After World War II, the state formed the current association and purchased land then occupied by the Santa Ana Army Air Base for use as the fairgrounds, which became part of the City of Costa Mesa at the latter's incorporation in 1953.

On March 18, 2009, this venue was also the host of a town hall meeting held by President Barack Obama on his visit to Southern California. In 2016, then candidate Donald Trump held a campaign rally here.

=== Proposed sale ===
In May 2009, then Governor Arnold Schwarzenegger recommended the Orange County Fairgrounds be listed for sale. He had decided the fairgrounds were "surplus or underutilized" assets, although the Fair hosts more than one million visitors each year and is utilized virtually every day of the week with multiple community activities. OC Weekly reported, "What followed was a story of deception by a small group in a position of power within the fairgrounds hierarchy. Through various contractual agreements between people of wealth and power, a move was made to privatize that public land in what members of the Orange County Fairgrounds Preservation Society call one of the largest, most deliberate land grabs in the county's long history of land grabs." The Preservation Society quickly stepped in to halt the sale. They contended that the OC legislators in Sacramento had been remiss in intervening to stop the transaction, that the proposed deal to sell public land was both "Ill-advised and illegal." Both the Del Mar Fairgrounds and the Los Angeles Memorial Coliseum were saved by just such an intervention by the legislators.

A public auction was held, but before any sales agreements could be signed, there were two lawsuits filed and the sale was stopped.
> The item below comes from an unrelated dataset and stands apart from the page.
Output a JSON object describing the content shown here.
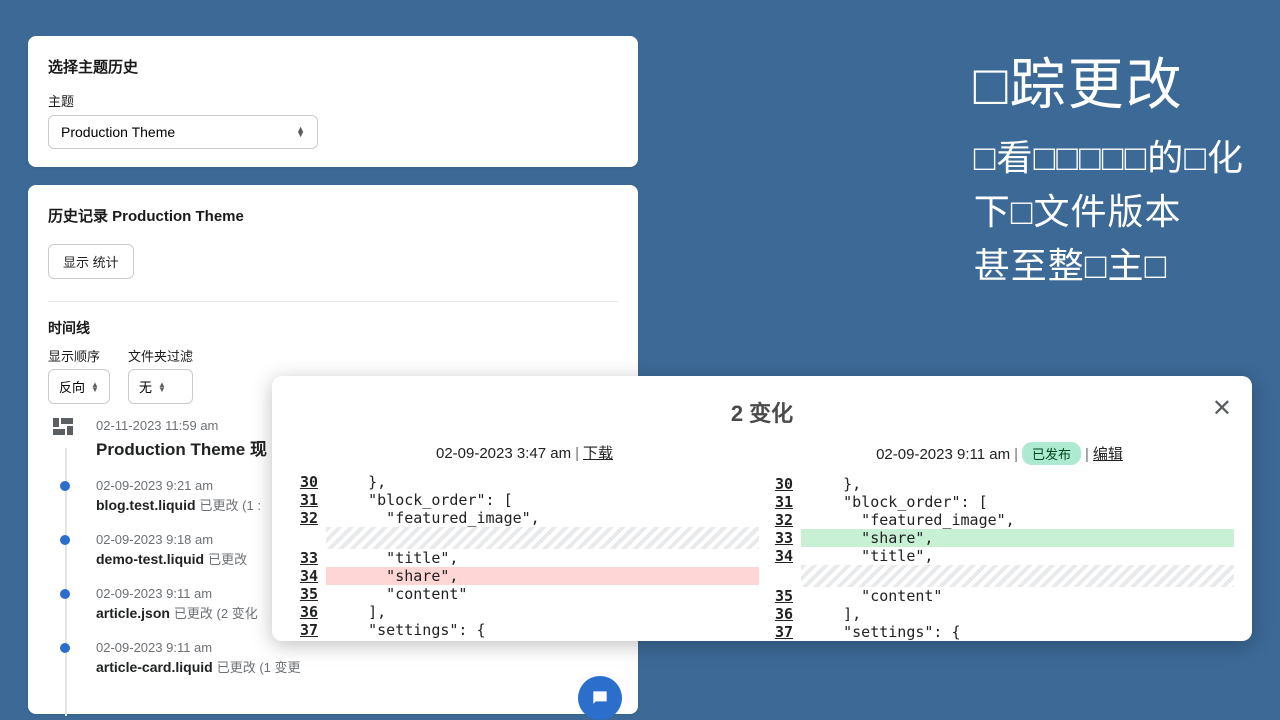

The Preservation Society, and Tel Phil Enterprises filed in the Court of Appeal and asked that the new governor Jerry Brown have the sale categorically dismissed. Lawsuits by two former building commissioners that Schwarzenegger had fired, however, stalled the proposed sale long enough for incoming Governor Brown to have the final word.

==== OCFEC Board of Directors response ====
After a closed session on January 27, 2011, the OCFEC Board of Directors issued the following policy statement regarding the sale of the fairgrounds:

We believe that the 32nd District Agricultural Association and Orange County Fair belong in public hands. As such, the Board of Directors have instructed its Sale Committee to engage with the Governor's office in a meaningful negotiation regarding revenue sharing as a possible way to work with the State in the financial crisis that we're experiencing.
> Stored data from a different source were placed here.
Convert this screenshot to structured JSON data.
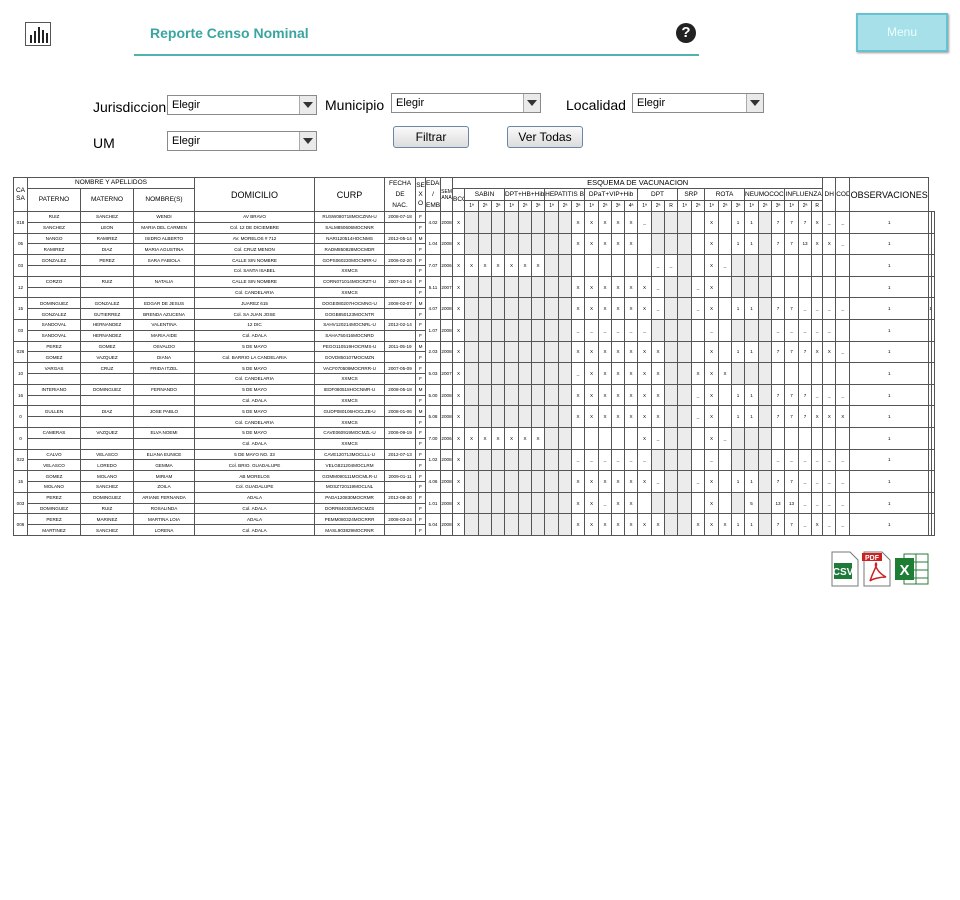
{
  "header": {
    "title": "Reporte Censo Nominal",
    "help_icon": "question-circle-icon",
    "help_symbol": "?",
    "menu_label": "Menu",
    "logo_icon": "bar-chart-icon"
  },
  "filters": {
    "jurisdiccion_label": "Jurisdiccion",
    "jurisdiccion_value": "Elegir",
    "municipio_label": "Municipio",
    "municipio_value": "Elegir",
    "localidad_label": "Localidad",
    "localidad_value": "Elegir",
    "um_label": "UM",
    "um_value": "Elegir",
    "filtrar_label": "Filtrar",
    "ver_todas_label": "Ver Todas"
  },
  "table": {
    "h_casa": "CASA",
    "h_nombre_apellidos": "NOMBRE Y APELLIDOS",
    "h_paterno": "PATERNO",
    "h_materno": "MATERNO",
    "h_nombres": "NOMBRE(S)",
    "h_domicilio": "DOMICILIO",
    "h_curp": "CURP",
    "h_fecha": "FECHA",
    "h_de": "DE",
    "h_nac": "NAC.",
    "h_sexo": "SEXO",
    "h_edad": "EDAD",
    "h_slash": "/",
    "h_emb": "EMB.",
    "h_semana": "SEMANA",
    "h_esquema": "ESQUEMA DE VACUNACION",
    "h_bcg": "BCG",
    "h_sabin": "SABIN",
    "h_dpt_hb_hib": "DPT+HB+Hib",
    "h_hepatitis": "HEPATITIS B",
    "h_dpat": "DPaT+VIP+Hib",
    "h_dpt": "DPT",
    "h_srp": "SRP",
    "h_rota": "ROTA",
    "h_neumococo": "NEUMOCOCO",
    "h_influenza": "INFLUENZA",
    "h_dh": "DH",
    "h_cod": "COD",
    "h_observaciones": "OBSERVACIONES",
    "dose_headers": [
      "1ª",
      "2ª",
      "3ª",
      "1ª",
      "2ª",
      "3ª",
      "1ª",
      "2ª",
      "3ª",
      "1ª",
      "2ª",
      "3ª",
      "4ª",
      "1ª",
      "2ª",
      "R",
      "1ª",
      "2ª",
      "1ª",
      "2ª",
      "3ª",
      "1ª",
      "2ª",
      "3ª",
      "1ª",
      "2ª",
      "R"
    ],
    "rows": [
      {
        "casa": "018",
        "a": [
          "RUIZ",
          "SANCHEZ",
          "WENDI",
          "AV BRAVO",
          "RUSW080718MOCZNN-U",
          "2008-07-18",
          "F"
        ],
        "b": [
          "SANCHEZ",
          "LEON",
          "MARIA DEL CARMEN",
          "Col. 12 DE DICIEMBRE",
          "SALM850606MOCNNR",
          "F"
        ],
        "edad": "4.02",
        "semana": "2008",
        "v": [
          "X",
          "",
          "",
          "",
          "",
          "",
          "",
          "",
          "",
          "X",
          "X",
          "X",
          "X",
          "X",
          "_",
          "",
          "",
          "",
          "",
          "X",
          "",
          "1",
          "1",
          "",
          "7",
          "7",
          "7",
          "X",
          "_",
          "_"
        ],
        "dh": "1",
        "cod": ""
      },
      {
        "casa": "05",
        "a": [
          "NANGO",
          "RAMIREZ",
          "ISIDRO ALBERTO",
          "AV. MORELOS # 712",
          "NARI120514HOCNMS",
          "2012-05-14",
          "M"
        ],
        "b": [
          "RAMIREZ",
          "DIAZ",
          "MARIA AGUSTINA",
          "Col. CRUZ MENON",
          "RADM850828MOCMDR",
          "F"
        ],
        "edad": "1.04",
        "semana": "2008",
        "v": [
          "X",
          "",
          "",
          "",
          "",
          "",
          "",
          "",
          "",
          "X",
          "X",
          "X",
          "X",
          "X",
          "",
          "",
          "",
          "",
          "",
          "X",
          "",
          "1",
          "1",
          "",
          "7",
          "7",
          "13",
          "X",
          "X",
          "_"
        ],
        "dh": "1",
        "cod": ""
      },
      {
        "casa": "03",
        "a": [
          "GONZALEZ",
          "PEREZ",
          "SARA FABIOLA",
          "CALLE SIN NOMBRE",
          "GOPS060220MOCNRR-U",
          "2006-02-20",
          "F"
        ],
        "b": [
          "",
          "",
          "",
          "Col. SANTA ISABEL",
          "XXMCS",
          "F"
        ],
        "edad": "7.07",
        "semana": "2006",
        "v": [
          "X",
          "X",
          "X",
          "X",
          "X",
          "X",
          "X",
          "",
          "",
          "",
          "",
          "",
          "",
          "",
          "",
          "_",
          "_",
          "",
          "",
          "X",
          "_",
          "",
          "",
          "",
          "",
          "",
          "",
          "",
          "",
          ""
        ],
        "dh": "1",
        "cod": ""
      },
      {
        "casa": "12",
        "a": [
          "CORZO",
          "RUIZ",
          "NATALIA",
          "CALLE SIN NOMBRE",
          "CORN071014MOCRZT-U",
          "2007-10-14",
          "F"
        ],
        "b": [
          "",
          "",
          "",
          "Col. CANDELARIA",
          "XXMCS",
          "F"
        ],
        "edad": "5.11",
        "semana": "2007",
        "v": [
          "X",
          "",
          "",
          "",
          "",
          "",
          "",
          "",
          "",
          "X",
          "X",
          "X",
          "X",
          "X",
          "X",
          "_",
          "",
          "",
          "_",
          "X",
          "",
          "",
          "",
          "",
          "",
          "",
          "",
          "",
          "",
          ""
        ],
        "dh": "1",
        "cod": ""
      },
      {
        "casa": "15",
        "a": [
          "DOMINGUEZ",
          "GONZALEZ",
          "EDGAR DE JESUS",
          "JUAREZ 615",
          "DOGE080207HOCMNG-U",
          "2008-02-07",
          "M"
        ],
        "b": [
          "GONZALEZ",
          "GUTIERREZ",
          "BRENDA AZUCENA",
          "Col. SA JUAN JOSE",
          "GOGB850123MOCNTR",
          "F"
        ],
        "edad": "4.07",
        "semana": "2008",
        "v": [
          "X",
          "",
          "",
          "",
          "",
          "",
          "",
          "",
          "",
          "X",
          "X",
          "X",
          "X",
          "X",
          "X",
          "_",
          "",
          "",
          "_",
          "X",
          "",
          "1",
          "1",
          "",
          "7",
          "7",
          "_",
          "_",
          "_",
          "_"
        ],
        "dh": "1",
        "cod": "1"
      },
      {
        "casa": "03",
        "a": [
          "SANDOVAL",
          "HERNANDEZ",
          "VALENTINA",
          "12 DIC",
          "SAHV120214MOCNRL-U",
          "2012-02-14",
          "F"
        ],
        "b": [
          "SANDOVAL",
          "HERNANDEZ",
          "MARIA AIDE",
          "Col. ADALA",
          "SAHA750416MOCNRD",
          "F"
        ],
        "edad": "1.07",
        "semana": "2008",
        "v": [
          "X",
          "",
          "",
          "",
          "",
          "",
          "",
          "",
          "",
          "_",
          "_",
          "_",
          "_",
          "_",
          "_",
          "",
          "",
          "",
          "",
          "_",
          "",
          "",
          "",
          "",
          "_",
          "_",
          "_",
          "_",
          "_",
          ""
        ],
        "dh": "1",
        "cod": ""
      },
      {
        "casa": "026",
        "a": [
          "PEREZ",
          "GOMEZ",
          "OSVALDO",
          "5 DE MAYO",
          "PEGO110519HOCRMS-U",
          "2011-05-19",
          "M"
        ],
        "b": [
          "GOMEZ",
          "VAZQUEZ",
          "DIANA",
          "Col. BARRIO LA CANDELARIA",
          "GOVD850107MOCMZN",
          "F"
        ],
        "edad": "2.03",
        "semana": "2008",
        "v": [
          "X",
          "",
          "",
          "",
          "",
          "",
          "",
          "",
          "",
          "X",
          "X",
          "X",
          "X",
          "X",
          "X",
          "X",
          "",
          "",
          "",
          "X",
          "",
          "1",
          "1",
          "",
          "7",
          "7",
          "7",
          "X",
          "X",
          "_"
        ],
        "dh": "1",
        "cod": ""
      },
      {
        "casa": "10",
        "a": [
          "VARGAS",
          "CRUZ",
          "FRIDA ITZEL",
          "5 DE MAYO",
          "VACF070509MOCRRR-U",
          "2007-05-09",
          "F"
        ],
        "b": [
          "",
          "",
          "",
          "Col. CANDELARIA",
          "XXMCS",
          "F"
        ],
        "edad": "5.03",
        "semana": "2007",
        "v": [
          "X",
          "",
          "",
          "",
          "",
          "",
          "",
          "",
          "",
          "_",
          "X",
          "X",
          "X",
          "X",
          "X",
          "X",
          "",
          "",
          "X",
          "X",
          "X",
          "",
          "",
          "",
          "",
          "",
          "",
          "",
          "",
          ""
        ],
        "dh": "1",
        "cod": ""
      },
      {
        "casa": "16",
        "a": [
          "INTERIANO",
          "DOMINGUEZ",
          "FERNANDO",
          "5 DE MAYO",
          "IEDF080518HOCNMR-U",
          "2008-05-18",
          "M"
        ],
        "b": [
          "",
          "",
          "",
          "Col. ADALA",
          "XXMCS",
          "F"
        ],
        "edad": "5.00",
        "semana": "2008",
        "v": [
          "X",
          "",
          "",
          "",
          "",
          "",
          "",
          "",
          "",
          "X",
          "X",
          "X",
          "X",
          "X",
          "X",
          "X",
          "",
          "",
          "_",
          "X",
          "",
          "1",
          "1",
          "",
          "7",
          "7",
          "7",
          "_",
          "_",
          "_"
        ],
        "dh": "1",
        "cod": ""
      },
      {
        "casa": "0",
        "a": [
          "GULLEN",
          "DIAZ",
          "JOSE PABLO",
          "5 DE MAYO",
          "GUDP080106HOCLZB-U",
          "2008-01-06",
          "M"
        ],
        "b": [
          "",
          "",
          "",
          "Col. CANDELARIA",
          "XXMCS",
          "F"
        ],
        "edad": "5.08",
        "semana": "2008",
        "v": [
          "X",
          "",
          "",
          "",
          "",
          "",
          "",
          "",
          "",
          "X",
          "X",
          "X",
          "X",
          "X",
          "X",
          "X",
          "",
          "",
          "_",
          "X",
          "",
          "1",
          "1",
          "",
          "7",
          "7",
          "7",
          "X",
          "X",
          "X"
        ],
        "dh": "1",
        "cod": ""
      },
      {
        "casa": "0",
        "a": [
          "CAMERAS",
          "VAZQUEZ",
          "ELVA NOEMI",
          "5 DE MAYO",
          "CAVE060919MOCMZL-U",
          "2006-09-19",
          "F"
        ],
        "b": [
          "",
          "",
          "",
          "Col. ADALA",
          "XXMCS",
          "F"
        ],
        "edad": "7.00",
        "semana": "2006",
        "v": [
          "X",
          "X",
          "X",
          "X",
          "X",
          "X",
          "X",
          "",
          "",
          "",
          "",
          "",
          "",
          "",
          "X",
          "_",
          "",
          "",
          "",
          "X",
          "_",
          "",
          "",
          "",
          "",
          "",
          "",
          "",
          "",
          ""
        ],
        "dh": "1",
        "cod": ""
      },
      {
        "casa": "022",
        "a": [
          "CALVO",
          "VELASCO",
          "ELIANA EUNICE",
          "5 DE MAYO NO. 33",
          "CAVE120713MOCLLL-U",
          "2012-07-13",
          "F"
        ],
        "b": [
          "VELASCO",
          "LOREDO",
          "GEMMA",
          "Col. BRIO. GUADALUPE",
          "VELG821204MOCLRM",
          "F"
        ],
        "edad": "1.02",
        "semana": "2008",
        "v": [
          "X",
          "",
          "",
          "",
          "",
          "",
          "",
          "",
          "",
          "_",
          "_",
          "_",
          "_",
          "_",
          "_",
          "",
          "",
          "",
          "",
          "_",
          "",
          "",
          "",
          "",
          "_",
          "_",
          "_",
          "_",
          "_",
          "_"
        ],
        "dh": "1",
        "cod": ""
      },
      {
        "casa": "15",
        "a": [
          "GOMEZ",
          "MOLANO",
          "MIRIAM",
          "AB MORELOS",
          "GOMM090111MOCMLR-U",
          "2009-01-11",
          "F"
        ],
        "b": [
          "MOLANO",
          "SANCHEZ",
          "ZOILA",
          "Col. GUADALUPE",
          "MOSZ720119MOCLNL",
          "F"
        ],
        "edad": "4.06",
        "semana": "2008",
        "v": [
          "X",
          "",
          "",
          "",
          "",
          "",
          "",
          "",
          "",
          "X",
          "X",
          "X",
          "X",
          "X",
          "X",
          "_",
          "",
          "",
          "_",
          "X",
          "",
          "1",
          "1",
          "",
          "7",
          "7",
          "_",
          "_",
          "_",
          "_"
        ],
        "dh": "1",
        "cod": ""
      },
      {
        "casa": "003",
        "a": [
          "PEREZ",
          "DOMINGUEZ",
          "ARIANE FERNANDA",
          "ADALA",
          "PADA120830MOCRMR",
          "2012-08-30",
          "F"
        ],
        "b": [
          "DOMINGUEZ",
          "RUIZ",
          "ROSALINDA",
          "Col. ADALA",
          "DORR840302MOCMZS",
          "F"
        ],
        "edad": "1.01",
        "semana": "2008",
        "v": [
          "X",
          "",
          "",
          "",
          "",
          "",
          "",
          "",
          "",
          "X",
          "X",
          "_",
          "X",
          "X",
          "",
          "",
          "",
          "",
          "",
          "X",
          "",
          "",
          "5",
          "",
          "13",
          "13",
          "_",
          "_",
          "_",
          "_"
        ],
        "dh": "1",
        "cod": ""
      },
      {
        "casa": "006",
        "a": [
          "PEREZ",
          "MARINEZ",
          "MARTINA LOIA",
          "ADALA",
          "PEMM080324MOCRRR",
          "2008-03-24",
          "F"
        ],
        "b": [
          "MARTINEZ",
          "SANCHEZ",
          "LORENA",
          "Col. ADALA",
          "MASL903829MOCRNR",
          "F"
        ],
        "edad": "5.04",
        "semana": "2008",
        "v": [
          "X",
          "",
          "",
          "",
          "",
          "",
          "",
          "",
          "",
          "X",
          "X",
          "X",
          "X",
          "X",
          "X",
          "X",
          "",
          "",
          "X",
          "X",
          "X",
          "1",
          "1",
          "",
          "7",
          "7",
          "_",
          "X",
          "_",
          "_"
        ],
        "dh": "1",
        "cod": ""
      }
    ]
  },
  "exports": [
    {
      "name": "csv-export-icon",
      "label": "CSV"
    },
    {
      "name": "pdf-export-icon",
      "label": "PDF"
    },
    {
      "name": "excel-export-icon",
      "label": "X"
    }
  ]
}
On February 8, 2011, the 32nd District Agricultural Association sent a letter to Governor Jerry Brown, which can be viewed as a PDF at the site.
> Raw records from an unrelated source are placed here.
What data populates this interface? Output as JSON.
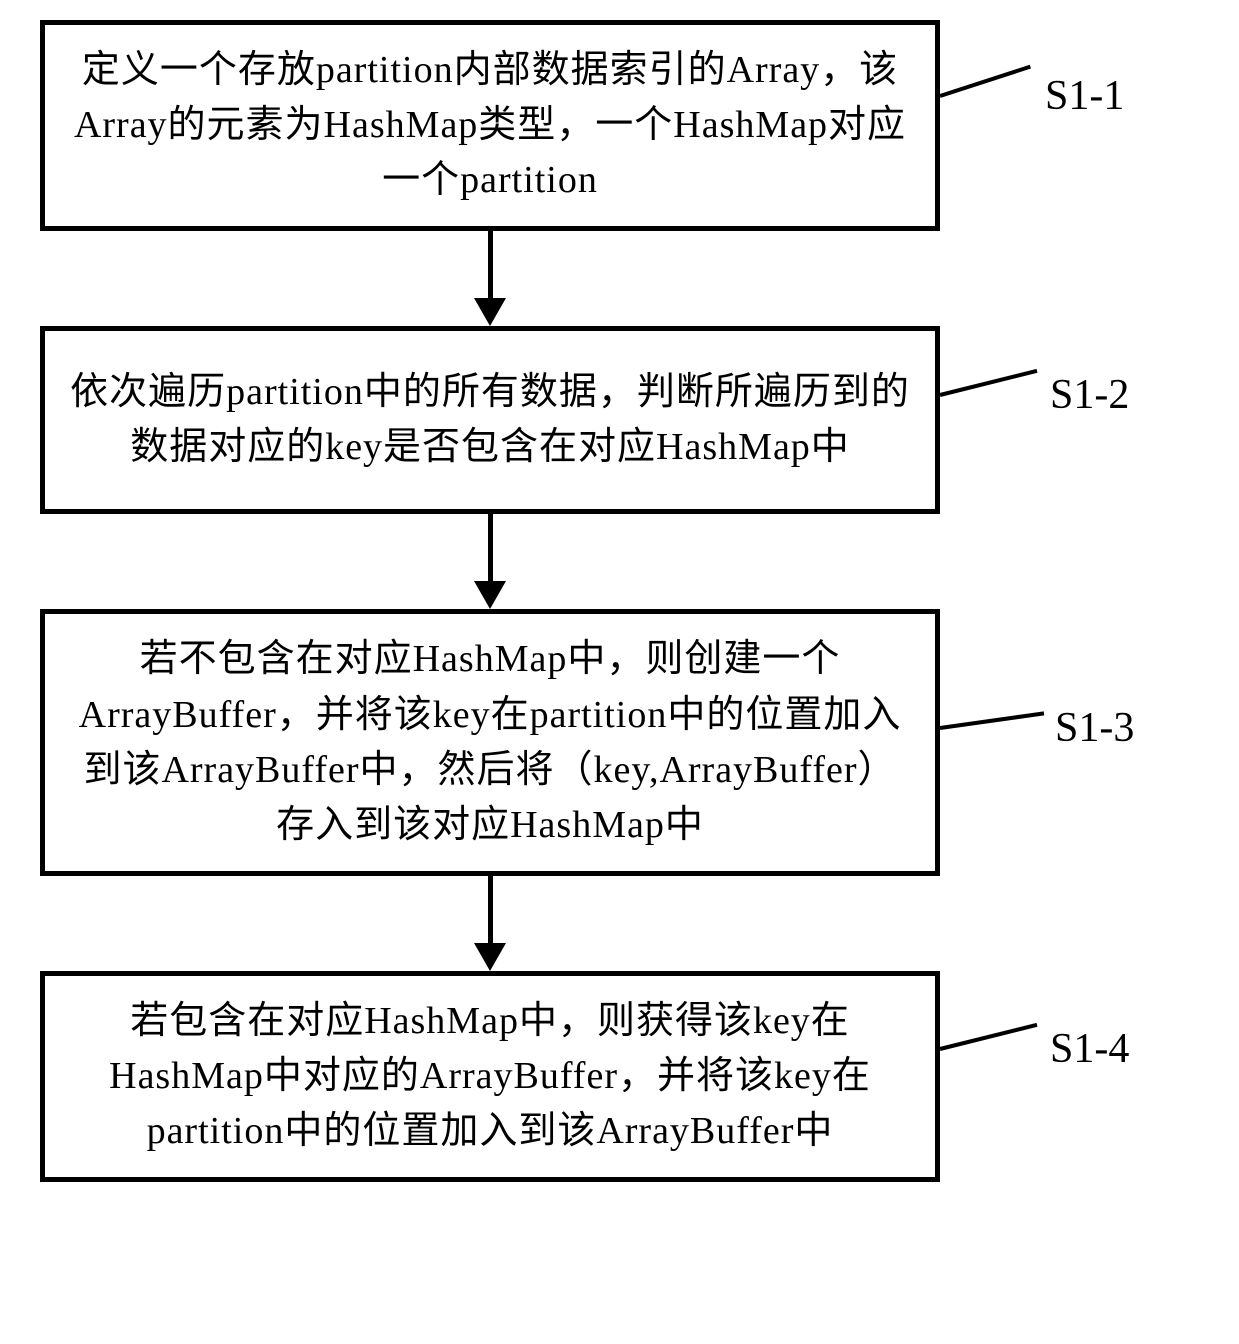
{
  "flow": {
    "steps": [
      {
        "label": "S1-1",
        "text": "定义一个存放partition内部数据索引的Array，该Array的元素为HashMap类型，一个HashMap对应一个partition"
      },
      {
        "label": "S1-2",
        "text": "依次遍历partition中的所有数据，判断所遍历到的数据对应的key是否包含在对应HashMap中"
      },
      {
        "label": "S1-3",
        "text": "若不包含在对应HashMap中，则创建一个ArrayBuffer，并将该key在partition中的位置加入到该ArrayBuffer中，然后将（key,ArrayBuffer）存入到该对应HashMap中"
      },
      {
        "label": "S1-4",
        "text": "若包含在对应HashMap中，则获得该key在HashMap中对应的ArrayBuffer，并将该key在partition中的位置加入到该ArrayBuffer中"
      }
    ]
  }
}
==== Gubernatorial response ====
In February 2011, California Governor Jerry Brown told the Los Angeles Times, "This is not the best time to be selling real estate. I think we have time to consider what we ought to do with that." He also said that his predecessor's plan, rather than helping California's budget crisis, would "have cost taxpayers far more in the long run." Assemblyman Jose Solorio (D-Santa Ana) stated that Brown's comments were "a good sign."